Als we niets doen krijgen we door verdere druk en wrijving een loslating van de opperhuid tov. de onderliggende huidlagen en dan onstaat er een blaar met weefselvloeistof erin. Deze vloeistof vormt een kussentje dat de onderliggende wond verder beschermd tegen meer druk.

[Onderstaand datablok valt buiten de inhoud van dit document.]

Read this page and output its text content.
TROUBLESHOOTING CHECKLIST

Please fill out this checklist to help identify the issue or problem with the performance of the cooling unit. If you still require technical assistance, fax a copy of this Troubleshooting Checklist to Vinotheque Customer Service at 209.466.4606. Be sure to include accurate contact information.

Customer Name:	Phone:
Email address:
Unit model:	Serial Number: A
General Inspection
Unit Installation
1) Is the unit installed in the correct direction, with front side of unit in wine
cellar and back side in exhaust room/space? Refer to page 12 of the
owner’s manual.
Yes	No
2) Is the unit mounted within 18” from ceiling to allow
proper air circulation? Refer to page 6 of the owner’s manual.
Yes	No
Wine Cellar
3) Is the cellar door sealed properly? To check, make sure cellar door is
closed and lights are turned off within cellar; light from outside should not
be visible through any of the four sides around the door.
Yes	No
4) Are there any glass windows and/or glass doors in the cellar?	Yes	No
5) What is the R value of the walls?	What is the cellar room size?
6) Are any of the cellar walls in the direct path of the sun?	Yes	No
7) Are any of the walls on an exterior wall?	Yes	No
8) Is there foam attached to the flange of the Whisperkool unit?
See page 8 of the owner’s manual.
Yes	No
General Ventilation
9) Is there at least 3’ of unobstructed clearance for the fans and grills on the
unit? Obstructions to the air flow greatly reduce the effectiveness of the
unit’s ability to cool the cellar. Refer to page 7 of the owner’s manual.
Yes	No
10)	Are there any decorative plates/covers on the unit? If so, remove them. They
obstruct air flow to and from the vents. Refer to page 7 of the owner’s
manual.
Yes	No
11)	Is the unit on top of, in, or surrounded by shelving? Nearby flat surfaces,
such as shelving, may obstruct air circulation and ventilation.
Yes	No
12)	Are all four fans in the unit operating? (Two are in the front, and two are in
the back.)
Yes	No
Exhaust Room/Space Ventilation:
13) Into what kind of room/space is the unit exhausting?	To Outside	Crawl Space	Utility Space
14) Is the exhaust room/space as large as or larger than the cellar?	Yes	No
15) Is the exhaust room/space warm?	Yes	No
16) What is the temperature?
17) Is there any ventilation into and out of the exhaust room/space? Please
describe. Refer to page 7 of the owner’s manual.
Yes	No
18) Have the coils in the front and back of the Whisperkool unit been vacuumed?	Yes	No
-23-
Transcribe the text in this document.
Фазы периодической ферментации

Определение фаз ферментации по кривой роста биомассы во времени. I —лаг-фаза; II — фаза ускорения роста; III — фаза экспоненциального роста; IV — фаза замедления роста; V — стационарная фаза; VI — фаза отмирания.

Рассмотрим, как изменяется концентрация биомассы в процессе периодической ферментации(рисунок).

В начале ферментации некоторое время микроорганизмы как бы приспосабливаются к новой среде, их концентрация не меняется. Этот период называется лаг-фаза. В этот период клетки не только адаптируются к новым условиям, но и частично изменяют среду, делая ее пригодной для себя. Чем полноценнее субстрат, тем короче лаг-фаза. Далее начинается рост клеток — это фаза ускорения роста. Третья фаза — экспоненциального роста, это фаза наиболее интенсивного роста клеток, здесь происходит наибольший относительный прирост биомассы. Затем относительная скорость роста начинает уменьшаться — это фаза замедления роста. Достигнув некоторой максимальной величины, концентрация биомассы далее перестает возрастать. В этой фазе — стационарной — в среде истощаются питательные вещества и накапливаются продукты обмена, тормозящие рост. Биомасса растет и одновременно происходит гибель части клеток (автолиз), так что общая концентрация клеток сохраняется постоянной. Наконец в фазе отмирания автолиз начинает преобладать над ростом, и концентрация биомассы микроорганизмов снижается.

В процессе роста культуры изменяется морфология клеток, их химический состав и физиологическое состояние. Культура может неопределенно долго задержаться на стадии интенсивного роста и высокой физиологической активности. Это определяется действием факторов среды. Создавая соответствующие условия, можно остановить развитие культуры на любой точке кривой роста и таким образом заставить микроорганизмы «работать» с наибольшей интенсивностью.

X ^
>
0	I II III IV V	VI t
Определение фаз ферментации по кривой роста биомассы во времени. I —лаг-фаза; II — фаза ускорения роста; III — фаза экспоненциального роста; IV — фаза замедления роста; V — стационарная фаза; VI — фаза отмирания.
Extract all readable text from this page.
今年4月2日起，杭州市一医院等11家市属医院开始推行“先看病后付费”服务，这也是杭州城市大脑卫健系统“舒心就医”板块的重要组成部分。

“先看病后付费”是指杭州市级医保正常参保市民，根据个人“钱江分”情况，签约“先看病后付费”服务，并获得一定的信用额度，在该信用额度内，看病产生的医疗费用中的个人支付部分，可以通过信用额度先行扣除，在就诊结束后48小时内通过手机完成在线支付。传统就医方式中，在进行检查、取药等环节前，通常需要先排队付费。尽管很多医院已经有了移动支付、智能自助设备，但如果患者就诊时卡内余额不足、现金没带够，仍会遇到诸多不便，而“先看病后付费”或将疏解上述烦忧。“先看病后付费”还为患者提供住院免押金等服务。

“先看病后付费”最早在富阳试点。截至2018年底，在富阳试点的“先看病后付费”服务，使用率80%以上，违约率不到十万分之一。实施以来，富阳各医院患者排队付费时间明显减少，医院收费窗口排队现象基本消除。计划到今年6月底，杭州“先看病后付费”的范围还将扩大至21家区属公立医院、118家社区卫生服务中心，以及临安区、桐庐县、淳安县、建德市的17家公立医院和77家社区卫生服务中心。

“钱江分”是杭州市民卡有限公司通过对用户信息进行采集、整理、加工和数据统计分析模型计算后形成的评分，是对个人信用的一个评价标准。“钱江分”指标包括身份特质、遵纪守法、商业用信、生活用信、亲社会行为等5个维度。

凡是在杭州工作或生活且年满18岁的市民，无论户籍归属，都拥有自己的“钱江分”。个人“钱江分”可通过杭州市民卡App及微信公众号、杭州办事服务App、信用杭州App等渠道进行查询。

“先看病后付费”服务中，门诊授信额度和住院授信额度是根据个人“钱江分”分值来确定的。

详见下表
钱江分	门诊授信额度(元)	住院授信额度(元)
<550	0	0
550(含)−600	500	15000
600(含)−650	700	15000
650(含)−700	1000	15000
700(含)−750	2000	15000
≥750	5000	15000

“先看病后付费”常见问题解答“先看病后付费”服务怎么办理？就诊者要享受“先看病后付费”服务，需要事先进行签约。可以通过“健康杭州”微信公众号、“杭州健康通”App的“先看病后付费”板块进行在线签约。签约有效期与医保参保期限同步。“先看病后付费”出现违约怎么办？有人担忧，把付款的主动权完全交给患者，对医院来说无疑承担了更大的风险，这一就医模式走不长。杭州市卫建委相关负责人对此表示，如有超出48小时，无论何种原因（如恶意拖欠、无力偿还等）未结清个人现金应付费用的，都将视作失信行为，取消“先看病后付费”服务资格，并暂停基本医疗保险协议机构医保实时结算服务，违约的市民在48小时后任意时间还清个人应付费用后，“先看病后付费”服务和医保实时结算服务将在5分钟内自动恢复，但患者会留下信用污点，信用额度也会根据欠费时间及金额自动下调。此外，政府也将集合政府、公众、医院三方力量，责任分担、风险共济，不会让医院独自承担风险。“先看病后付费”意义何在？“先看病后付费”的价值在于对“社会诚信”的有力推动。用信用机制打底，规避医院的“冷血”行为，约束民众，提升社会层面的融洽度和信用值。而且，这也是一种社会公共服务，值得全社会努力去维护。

Als het kan laat een blaar heel, de huid vormt een bescherming. Zit de blaar op een hinderlijke plaats dan mag deze wel doorgeprikt worden. Alleen blaren die door druk en wrijving zijn onstaan mogen doorgeprikt worden. Brand-, bloed- en vriesblaren mogen niet doorprikt worden. Eenmaal doorgeprikt is de blaar nu een open wonde. Behandel de blaar dan als een open wonde, om infecties te voorkomen.
Behandeling
- Vermijd constante druk en wrijving.
- Draag goed passende schoenen, eventueel schoenen zonder harde binnennaden (naden kunnen huidirritatie geven).